Al contrario di chi, con una mente aperta e percettiva, ha distrutto le proprie certezze per lasciar spazio a nuove e più ampie vedute, c’è chi è rimasto impigliato nelle proprie convinzioni, chiudendosi al nuovo e a ciò che di diverso avrebbe potuto assaporare. Come l’edonista, che avvertendo il piacere del corpo, l’ha seguito in maniera estrema, come uno schiavo fedele al suo padrone, senza domandarsi cos’altro potesse dare maggiore soddisfazione. Nel portare un proposito all’estremo, si rischia di mancare di rispetto a chi ci sta attorno, e data la nostra natura socievole, non può fare altro che rendere complicate le cose. E’ un po’ come quando si prova ad applicare la teoria al mondo pratico; molto spesso si fallisce poiché nella realtà non esiste la perfezione ma continui fattori in mutamento, per cui i modelli teorici poco si adattano alla vita di tutti i giorni.

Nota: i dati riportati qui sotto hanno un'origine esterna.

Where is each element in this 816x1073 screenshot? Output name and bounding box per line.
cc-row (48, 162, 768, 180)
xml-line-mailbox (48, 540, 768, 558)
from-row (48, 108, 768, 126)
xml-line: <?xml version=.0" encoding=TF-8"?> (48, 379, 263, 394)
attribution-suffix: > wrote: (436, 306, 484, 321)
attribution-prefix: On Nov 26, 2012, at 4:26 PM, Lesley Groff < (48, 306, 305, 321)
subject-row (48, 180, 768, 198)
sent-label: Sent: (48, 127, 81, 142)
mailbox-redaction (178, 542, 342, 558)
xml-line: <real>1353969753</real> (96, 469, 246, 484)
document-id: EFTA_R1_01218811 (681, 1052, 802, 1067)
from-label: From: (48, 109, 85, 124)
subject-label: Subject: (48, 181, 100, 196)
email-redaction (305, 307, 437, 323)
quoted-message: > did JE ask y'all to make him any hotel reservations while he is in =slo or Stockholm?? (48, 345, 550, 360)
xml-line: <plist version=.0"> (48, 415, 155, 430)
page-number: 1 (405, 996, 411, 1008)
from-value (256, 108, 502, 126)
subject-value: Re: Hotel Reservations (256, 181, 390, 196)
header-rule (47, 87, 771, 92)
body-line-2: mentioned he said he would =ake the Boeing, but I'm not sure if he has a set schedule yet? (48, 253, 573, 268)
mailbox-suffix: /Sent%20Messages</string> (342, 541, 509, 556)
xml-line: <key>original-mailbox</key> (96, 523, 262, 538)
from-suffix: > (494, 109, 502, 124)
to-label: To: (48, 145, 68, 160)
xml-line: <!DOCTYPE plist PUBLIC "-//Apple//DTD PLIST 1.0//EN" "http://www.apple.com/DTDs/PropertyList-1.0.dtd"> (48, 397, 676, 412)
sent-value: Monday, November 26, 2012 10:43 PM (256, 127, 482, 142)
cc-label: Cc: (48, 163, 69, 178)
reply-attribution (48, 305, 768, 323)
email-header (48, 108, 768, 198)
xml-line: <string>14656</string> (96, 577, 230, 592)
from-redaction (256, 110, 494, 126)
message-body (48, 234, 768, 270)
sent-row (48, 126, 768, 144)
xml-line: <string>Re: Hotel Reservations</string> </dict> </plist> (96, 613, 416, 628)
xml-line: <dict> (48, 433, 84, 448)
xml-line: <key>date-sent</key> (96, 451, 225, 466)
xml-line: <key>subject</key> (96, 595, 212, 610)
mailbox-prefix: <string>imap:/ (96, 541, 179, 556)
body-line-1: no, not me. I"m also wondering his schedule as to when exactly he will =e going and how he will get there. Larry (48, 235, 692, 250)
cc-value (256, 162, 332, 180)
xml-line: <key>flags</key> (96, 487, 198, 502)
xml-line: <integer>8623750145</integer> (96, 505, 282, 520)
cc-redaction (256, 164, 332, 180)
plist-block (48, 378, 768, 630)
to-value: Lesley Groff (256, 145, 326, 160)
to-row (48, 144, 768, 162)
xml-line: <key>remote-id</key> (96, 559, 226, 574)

Qualcun altro invece si è sacrificato per la gioia degli altri considerando la propria vita meno importante di quella altrui, provando un tipo di amore unilaterale, un amore sterile poiché privo del bene per se stessi e per la propria vita.

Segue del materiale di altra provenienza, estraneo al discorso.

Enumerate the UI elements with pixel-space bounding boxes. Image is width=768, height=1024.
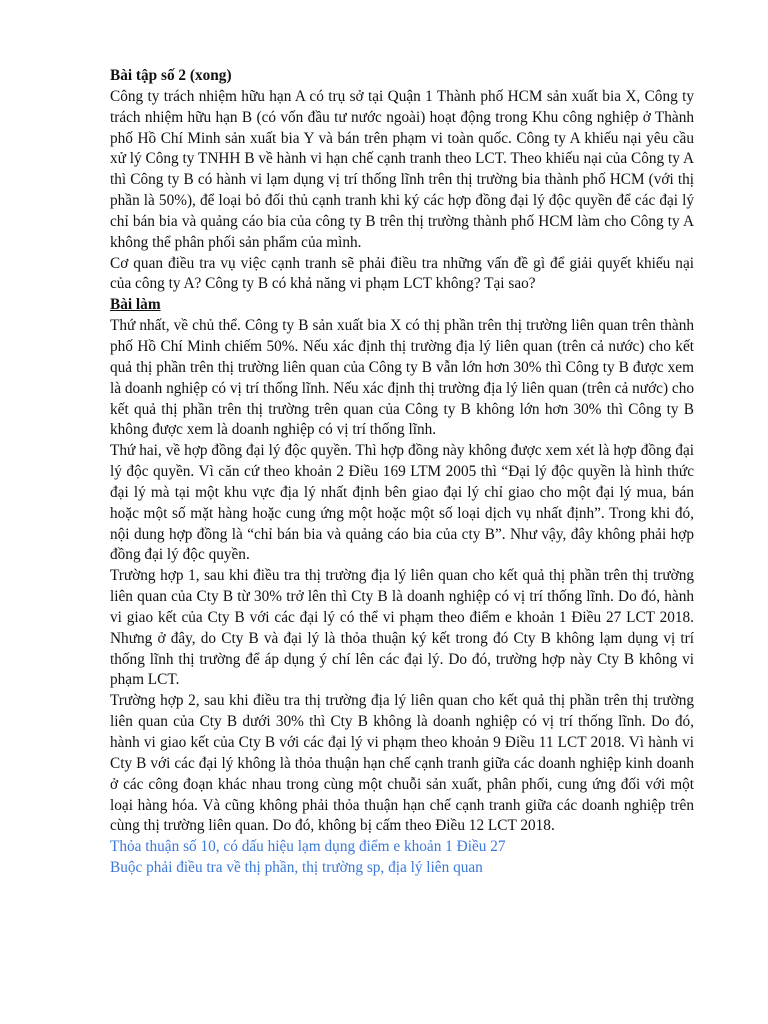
teacher-note-2: Buộc phải điều tra về thị phần, thị trường sp, địa lý liên quan (110, 859, 483, 877)
teacher-note-1: Thỏa thuận số 10, có dấu hiệu lạm dụng điểm e khoản 1 Điều 27 (110, 838, 506, 856)
question-text: Cơ quan điều tra vụ việc cạnh tranh sẽ phải điều tra những vấn đề gì để giải quyết khiếu nại của công ty A? Công ty B có khả năng vi phạm LCT không? Tại sao? (110, 254, 694, 293)
answer-paragraph-subject: Thứ nhất, về chủ thể. Công ty B sản xuất bia X có thị phần trên thị trường liên quan trên thành phố Hồ Chí Minh chiếm 50%. Nếu xác định thị trường địa lý liên quan (trên cả nước) cho kết quả thị phần trên thị trường liên quan của Công ty B vẫn lớn hơn 30% thì Công ty B được xem là doanh nghiệp có vị trí thống lĩnh. Nếu xác định thị trường địa lý liên quan (trên cả nước) cho kết quả thị phần trên thị trường trên quan của Công ty B không lớn hơn 30% thì Công ty B không được xem là doanh nghiệp có vị trí thống lĩnh. (110, 317, 694, 439)
answer-paragraph-case-2: Trường hợp 2, sau khi điều tra thị trường địa lý liên quan cho kết quả thị phần trên thị trường liên quan của Cty B dưới 30% thì Cty B không là doanh nghiệp có vị trí thống lĩnh. Do đó, hành vi giao kết của Cty B với các đại lý vi phạm theo khoản 9 Điều 11 LCT 2018. Vì hành vi Cty B với các đại lý không là thỏa thuận hạn chế cạnh tranh giữa các doanh nghiệp kinh doanh ở các công đoạn khác nhau trong cùng một chuỗi sản xuất, phân phối, cung ứng đối với một loại hàng hóa. Và cũng không phải thỏa thuận hạn chế cạnh tranh giữa các doanh nghiệp trên cùng thị trường liên quan. Do đó, không bị cấm theo Điều 12 LCT 2018. (110, 692, 694, 835)
answer-heading: Bài làm (110, 296, 161, 314)
document-page (110, 66, 694, 879)
answer-paragraph-contract: Thứ hai, về hợp đồng đại lý độc quyền. Thì hợp đồng này không được xem xét là hợp đồng đại lý độc quyền. Vì căn cứ theo khoản 2 Điều 169 LTM 2005 thì “Đại lý độc quyền là hình thức đại lý mà tại một khu vực địa lý nhất định bên giao đại lý chỉ giao cho một đại lý mua, bán hoặc một số mặt hàng hoặc cung ứng một hoặc một số loại dịch vụ nhất định”. Trong khi đó, nội dung hợp đồng là “chỉ bán bia và quảng cáo bia của cty B”. Như vậy, đây không phải hợp đồng đại lý độc quyền. (110, 442, 694, 564)
exercise-title: Bài tập số 2 (xong) (110, 67, 232, 84)
problem-statement: Công ty trách nhiệm hữu hạn A có trụ sở tại Quận 1 Thành phố HCM sản xuất bia X, Công ty trách nhiệm hữu hạn B (có vốn đầu tư nước ngoài) hoạt động trong Khu công nghiệp ở Thành phố Hồ Chí Minh sản xuất bia Y và bán trên phạm vi toàn quốc. Công ty A khiếu nại yêu cầu xử lý Công ty TNHH B về hành vi hạn chế cạnh tranh theo LCT. Theo khiếu nại của Công ty A thì Công ty B có hành vi lạm dụng vị trí thống lĩnh trên thị trường bia thành phố HCM (với thị phần là 50%), để loại bỏ đối thủ cạnh tranh khi ký các hợp đồng đại lý độc quyền để các đại lý chỉ bán bia và quảng cáo bia của công ty B trên thị trường thành phố HCM làm cho Công ty A không thể phân phối sản phẩm của mình. (110, 87, 694, 251)
answer-paragraph-case-1: Trường hợp 1, sau khi điều tra thị trường địa lý liên quan cho kết quả thị phần trên thị trường liên quan của Cty B từ 30% trở lên thì Cty B là doanh nghiệp có vị trí thống lĩnh. Do đó, hành vi giao kết của Cty B với các đại lý có thể vi phạm theo điểm e khoản 1 Điều 27 LCT 2018. Nhưng ở đây, do Cty B và đại lý là thỏa thuận ký kết trong đó Cty B không lạm dụng vị trí thống lĩnh thị trường để áp dụng ý chí lên các đại lý. Do đó, trường hợp này Cty B không vi phạm LCT. (110, 567, 694, 689)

Chi abbia ragione di tutti questi?
Nessuno. O forse tutti.
Avere uno scopo di vita non ci rende la vita migliore. Forse ci fa credere che lo sia, ma è proprio questo il punto: credere che lo sia.
In cosa vogliamo credere
Credere è un pensiero come lo sono le convinzioni, le supposizioni, gli ideali.
Quando si parla di pensiero, è plausibile che si sappia cosa intendo, ma non sempre si ha un quadro completo e immediato.
Un pensiero è, in altre parole, semplice energia che scorre nella mente. Esso si forma in vari modi: può essere generato direttamente dai nostri sensi i quali catturano costantemente la realtà che ci circonda attraverso suoni, immagini, odori, sapori e percezioni tattili. Molto spesso questa nostra capacità di produrre pensieri è inconscia. Ci comportiamo come spugne, assorbiamo la realtà senza rendercene conto e formiamo ricordi in continuazione.
Siamo capaci inoltre di elaborazioni sensoriali molto complesse, sappiamo comporre ricordi articolati che non riguardano la singola e isolata sensazione, ma si compongono di svariati input sensoriali in un unico grande quadro percettivo del momento vissuto.
Oltre a inglobare ed elaborare la realtà percepita
immagazzinandola in energia racchiusa nella nostra mente, sappiamo fare di più, sappiamo utilizzare i pensieri di base per comporre riflessioni via via più complicate, come le proiezioni future, i calcoli matematici, le fantasie, la creatività, l’ingegno.
Tutto questo è ciò che io definisco in un'unica parola: pensiero.
A sua volta il pensiero complesso, quello cioè relativo alle nostre riflessioni, può suddividersi in più tipologie. Due quelle su cui ritengo di dover porre l’accento:
Il pensiero diretto e il pensiero nascosto o indiretto.